Jobs isn't the only man who'll be pleased with the figures. Apple software engineer Gray Powell will be grateful for any positive story that'll take attention away from the massive gaffe for which he hit the headlines this week: leaving a top secret prototype of the as yet unreleased iPhone 4G on a Californian bar stool.
Such neglect of an iPhone would be enough to prompt hara-kiri in the average Apple convert, but it's especially bad for an Apple employee - anyone who leaks information on new products can expect an imminent and very violent meeting between their backside and Steve Jobs' pendulous iBoot.
For this reason many now reckon the whole story is a clumsy viral marketing stunt. If so it's worked - the story is everywhere, and it's cost Apple nothing.

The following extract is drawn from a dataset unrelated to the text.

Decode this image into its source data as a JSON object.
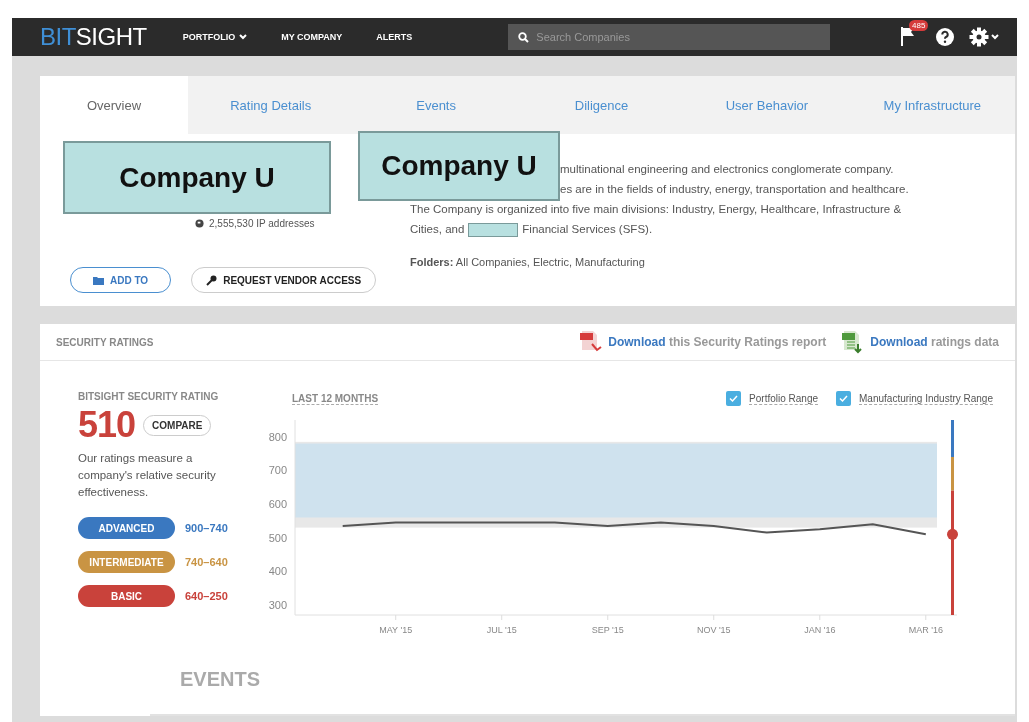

But such sneaky tricks don't really sit right with Apple. As these latest results show, the level of dedication among fans means its sales are healthy enough without having to stoop to that. Instead the company is all about keeping everything top secret until the moment of launch, whereupon Sir Steve of Jobs wanders out and unleashes the new kit in a heavily choreographed fanfare, before surfing off on a wave of style-nerd dribble.
Powell may have lost his phone, but he apparently still has his job. Perhaps Jobs is sufficiently happy with the figures to let it slide, even if going out on the razz with a top secret unreleased phone is seriously asking for trouble.
Indeed, Powell apparently updated his Facebook page from the device before he lost it, noting: ‘I underestimated how good German beer is'. Then he proved it by stumbling off and leaving his phone behind. Which has given us an idea for another new iPhone app: one that warns you your drinking's about to make you do something really stupid.